Ora che il giudice ha accolto la richiesta di domiciliari avanzata dall'avvocato Ettore Traini - informa il Corriere - è il turno purtroppo del suo assistente personale, Jonathan Soletti il quale avrebbe tentato di far sparire 800 mila euro
trasferendoli a una società di intermediazione da un conto elvetico riconducibile all'ex assessore.
La Procura ha disposto il carcere per il solerte segretario e nel frattempo sta verificando la provenienza di questi 800mila euro.
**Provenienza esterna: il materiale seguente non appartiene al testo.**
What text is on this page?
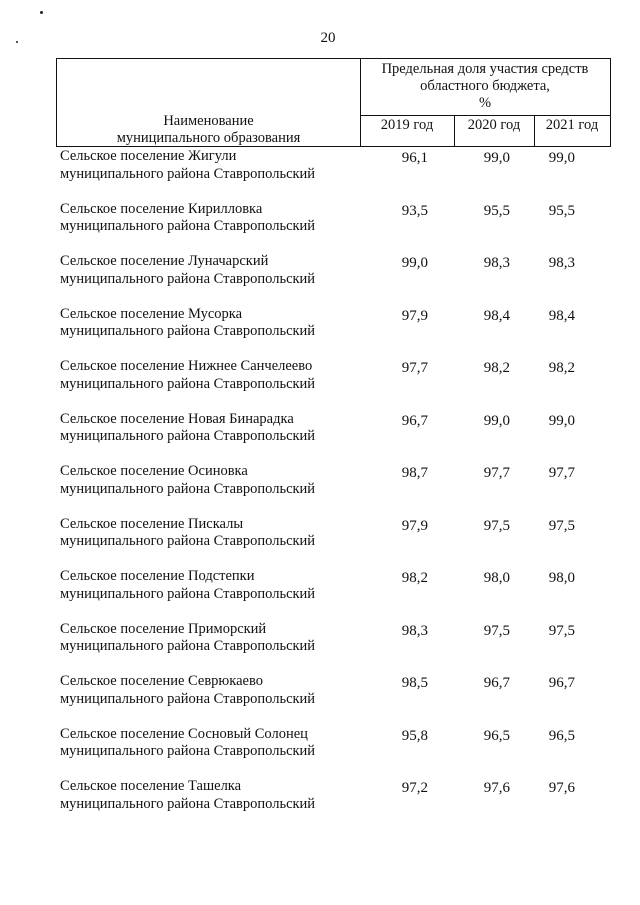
20
Наименование
муниципального образования
Предельная доля участия средств
областного бюджета,
%
2019 год	2020 год	2021 год
Сельское поселение Жигули
муниципального района Ставропольский
96,1	99,0	99,0
Сельское поселение Кирилловка
муниципального района Ставропольский
93,5	95,5	95,5
Сельское поселение Луначарский
муниципального района Ставропольский
99,0	98,3	98,3
Сельское поселение Мусорка
муниципального района Ставропольский
97,9	98,4	98,4
Сельское поселение Нижнее Санчелеево
муниципального района Ставропольский
97,7	98,2	98,2
Сельское поселение Новая Бинарадка
муниципального района Ставропольский
96,7	99,0	99,0
Сельское поселение Осиновка
муниципального района Ставропольский
98,7	97,7	97,7
Сельское поселение Пискалы
муниципального района Ставропольский
97,9	97,5	97,5
Сельское поселение Подстепки
муниципального района Ставропольский
98,2	98,0	98,0
Сельское поселение Приморский
муниципального района Ставропольский
98,3	97,5	97,5
Сельское поселение Севрюкаево
муниципального района Ставропольский
98,5	96,7	96,7
Сельское поселение Сосновый Солонец
муниципального района Ставропольский
95,8	96,5	96,5
Сельское поселение Ташелка
муниципального района Ставропольский
97,2	97,6	97,6
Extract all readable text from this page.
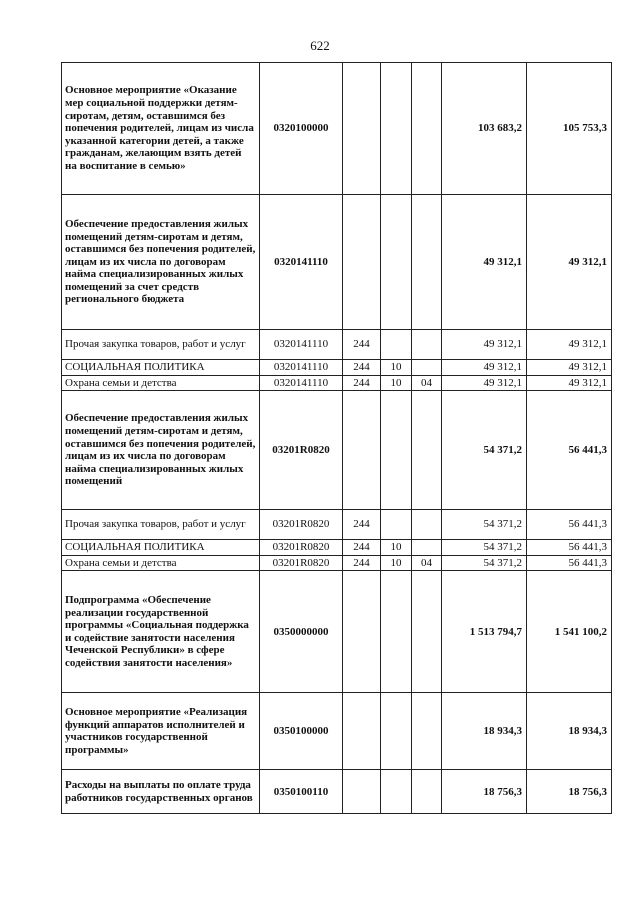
622
Основное мероприятие «Оказание мер социальной поддержки детям-сиротам, детям, оставшимся без попечения родителей, лицам из числа указанной категории детей, а также гражданам, желающим взять детей на воспитание в семью»	0320100000				103 683,2	105 753,3
Обеспечение предоставления жилых помещений детям-сиротам и детям, оставшимся без попечения родителей, лицам из их числа по договорам найма специализированных жилых помещений за счет средств регионального бюджета	0320141110				49 312,1	49 312,1
Прочая закупка товаров, работ и услуг	0320141110	244			49 312,1	49 312,1
СОЦИАЛЬНАЯ ПОЛИТИКА	0320141110	244	10		49 312,1	49 312,1
Охрана семьи и детства	0320141110	244	10	04	49 312,1	49 312,1
Обеспечение предоставления жилых помещений детям-сиротам и детям, оставшимся без попечения родителей, лицам из их числа по договорам найма специализированных жилых помещений	03201R0820				54 371,2	56 441,3
Прочая закупка товаров, работ и услуг	03201R0820	244			54 371,2	56 441,3
СОЦИАЛЬНАЯ ПОЛИТИКА	03201R0820	244	10		54 371,2	56 441,3
Охрана семьи и детства	03201R0820	244	10	04	54 371,2	56 441,3
Подпрограмма «Обеспечение реализации государственной программы «Социальная поддержка и содействие занятости населения Чеченской Республики» в сфере содействия занятости населения»	0350000000				1 513 794,7	1 541 100,2
Основное мероприятие «Реализация функций аппаратов исполнителей и участников государственной программы»	0350100000				18 934,3	18 934,3
Расходы на выплаты по оплате труда работников государственных органов	0350100110				18 756,3	18 756,3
Il gip Andrea Ghinetti sta indagando a 360 gradi:
"Ancora è da sottolineare che le somme ritirate in contanti da Soletti e Prosperini in Svizzera (pari a circa 800 mila euro) non si sa che fine abbiano fatto, non potendosi certo escludere che siano state destinate (oltre che a Prosperini) anche ad altri esponenti pubblici allo stato non identificati, con i quali Soletti (stante i rapporti con l'assessore, per il quale egli si è prestato a riciclare denaro) potrebbe concordare versioni di comodo e attraverso i quali occultare documenti al fine di garantire per sè e per loro l'impunità".
I pm Robledo e Storari sospettano che l'ex assessore dopo aver patteggiato la pena a 3 anni e 5 mesi per la tangente da 230 mila euro che diede il via al "caso Prosperini", abbia ordinato al suo braccio destro di far sparire 800mila euro dal conto svizzero, presumibilmente il frutto di una tangente incassata dallo stesso Prosperini sulla compravendita di pescherecci in Eritrea.
Ironia della sorte il "camèl" ma soprattutto la "barchèta" potrebbero portare nuovi guai all'ex assessore della giunta Formigoni.